Rubio vor Siko-Auftritt: Betonung der engen transatlantischen Partnerschaft
Mit großer Spannung wird der Auftritt von US-Außenminister Marco Rubio auf der Münchner Sicherheitskonferenz erwartet. Kurz vor seiner Abreise nach München hat der amerikanische Diplomat die feste und tiefe Verbindung zwischen den Vereinigten Staaten und Europa hervorgehoben. Vor versammelten Journalisten in Washington betonte Rubio eindringlich: "Europa ist uns wichtig." Er fügte hinzu: "Wir sind tief mit Europa verbunden und unsere Zukunft war immer miteinander verknüpft und wird es auch weiterhin sein."
Eine neue Ära der Geopolitik
Der US-Außenminister machte deutlich, dass die alte Weltordnung nicht mehr existiere. Man lebe nun in einer vollkommen neuen Ära der Geopolitik, die neue Ansätze und Gespräche erfordere. "Deshalb müssen wir darüber sprechen, wie diese Zukunft aussehen wird", erklärte Rubio und verwies damit auf die anstehenden Diskussionen in München. Diese Aussagen stehen im Kontrast zum Auftritt des US-Vizepräsidenten JD Vance im Vorjahr, der die europäischen Verbündeten auf der Konferenz ungewöhnlich scharf attackiert hatte.

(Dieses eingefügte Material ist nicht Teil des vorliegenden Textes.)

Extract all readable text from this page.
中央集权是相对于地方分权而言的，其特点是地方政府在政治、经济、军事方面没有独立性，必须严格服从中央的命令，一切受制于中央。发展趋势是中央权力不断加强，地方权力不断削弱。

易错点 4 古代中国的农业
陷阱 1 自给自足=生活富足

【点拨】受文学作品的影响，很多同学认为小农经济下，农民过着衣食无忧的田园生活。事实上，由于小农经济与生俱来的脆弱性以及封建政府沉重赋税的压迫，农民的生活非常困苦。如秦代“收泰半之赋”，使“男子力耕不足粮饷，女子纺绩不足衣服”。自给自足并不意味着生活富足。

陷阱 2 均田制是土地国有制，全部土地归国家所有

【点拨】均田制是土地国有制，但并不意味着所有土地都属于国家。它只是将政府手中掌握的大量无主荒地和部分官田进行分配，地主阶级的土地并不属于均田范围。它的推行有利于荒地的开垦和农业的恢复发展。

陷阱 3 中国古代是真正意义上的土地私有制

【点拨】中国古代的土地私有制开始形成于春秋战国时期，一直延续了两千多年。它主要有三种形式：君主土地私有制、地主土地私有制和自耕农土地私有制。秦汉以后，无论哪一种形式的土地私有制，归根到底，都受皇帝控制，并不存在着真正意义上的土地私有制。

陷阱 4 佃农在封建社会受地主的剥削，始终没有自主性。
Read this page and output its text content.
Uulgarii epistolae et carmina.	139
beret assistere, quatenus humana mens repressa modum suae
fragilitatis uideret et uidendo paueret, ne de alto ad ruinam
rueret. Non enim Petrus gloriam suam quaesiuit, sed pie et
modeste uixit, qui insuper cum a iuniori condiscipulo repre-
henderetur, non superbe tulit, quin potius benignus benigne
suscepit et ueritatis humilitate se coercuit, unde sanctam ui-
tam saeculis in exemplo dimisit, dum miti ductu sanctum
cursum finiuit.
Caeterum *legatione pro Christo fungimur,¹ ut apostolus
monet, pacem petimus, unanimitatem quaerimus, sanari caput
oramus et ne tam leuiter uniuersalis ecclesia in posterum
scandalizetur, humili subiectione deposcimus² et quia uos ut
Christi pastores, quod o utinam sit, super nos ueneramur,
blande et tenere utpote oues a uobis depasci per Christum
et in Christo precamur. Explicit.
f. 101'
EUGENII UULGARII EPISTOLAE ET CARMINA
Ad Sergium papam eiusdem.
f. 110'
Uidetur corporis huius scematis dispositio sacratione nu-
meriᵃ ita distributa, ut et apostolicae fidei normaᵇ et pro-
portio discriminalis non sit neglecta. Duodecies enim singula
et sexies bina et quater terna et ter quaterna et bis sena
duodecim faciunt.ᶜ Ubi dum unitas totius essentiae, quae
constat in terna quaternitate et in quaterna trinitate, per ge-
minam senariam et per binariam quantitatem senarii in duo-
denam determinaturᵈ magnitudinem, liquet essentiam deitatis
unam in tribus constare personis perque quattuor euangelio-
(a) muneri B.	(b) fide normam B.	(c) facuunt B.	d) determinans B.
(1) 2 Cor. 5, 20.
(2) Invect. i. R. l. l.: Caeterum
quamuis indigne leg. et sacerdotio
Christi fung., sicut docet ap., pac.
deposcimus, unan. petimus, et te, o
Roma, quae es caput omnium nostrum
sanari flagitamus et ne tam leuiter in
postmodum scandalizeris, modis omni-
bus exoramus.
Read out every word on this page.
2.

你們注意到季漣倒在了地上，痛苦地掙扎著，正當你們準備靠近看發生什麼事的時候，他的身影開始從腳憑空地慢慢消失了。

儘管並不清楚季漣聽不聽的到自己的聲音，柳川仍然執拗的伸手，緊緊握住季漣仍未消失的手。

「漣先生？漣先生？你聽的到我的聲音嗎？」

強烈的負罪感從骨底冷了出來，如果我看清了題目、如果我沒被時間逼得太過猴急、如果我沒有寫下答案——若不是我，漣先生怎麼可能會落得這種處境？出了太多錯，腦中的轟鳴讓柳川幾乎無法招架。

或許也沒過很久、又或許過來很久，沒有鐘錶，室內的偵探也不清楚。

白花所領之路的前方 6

Hintergrund: Die kontroverse Rede von Vance
Im vergangenen Jahr hatte Vance in seiner Münchner Rede die Demokratiezustände in Europa kritisiert und indirekt Bezug auf die deutsche Debatte über eine Abgrenzung von der AfD genommen. Seine Warnung vor sogenannten "Brandmauern" in Europa löste bei den europäischen Partnern erhebliche Empörung und Irritation aus. Dieser Vorfall belastete zeitweise das transatlantische Verhältnis und schuf eine angespannte Atmosphäre für die sicherheitspolitische Zusammenarbeit.
Aktuelle US-Strategie: America First mit transatlantischer Anpassung
Anfang Dezember veröffentlichte die US-Regierung ihre nationale Sicherheitsstrategie, die von vielen Beobachtern als Bruch mit der Tradition enger transatlantischer Kooperation gewertet wurde. Das Dokument kritisierte frühere Strategien, die nationale Kerninteressen der USA nicht ausreichend berücksichtigt und die Verteidigung anderer Länder zulasten der amerikanischen Bevölkerung priorisiert hätten. Nun gelte eindeutig das Prinzip "America First". Die politische Landschaft in der Europäischen Union wurde in diesem Kontext sogar als potenzielle Bedrohung für amerikanische Interessen eingestuft.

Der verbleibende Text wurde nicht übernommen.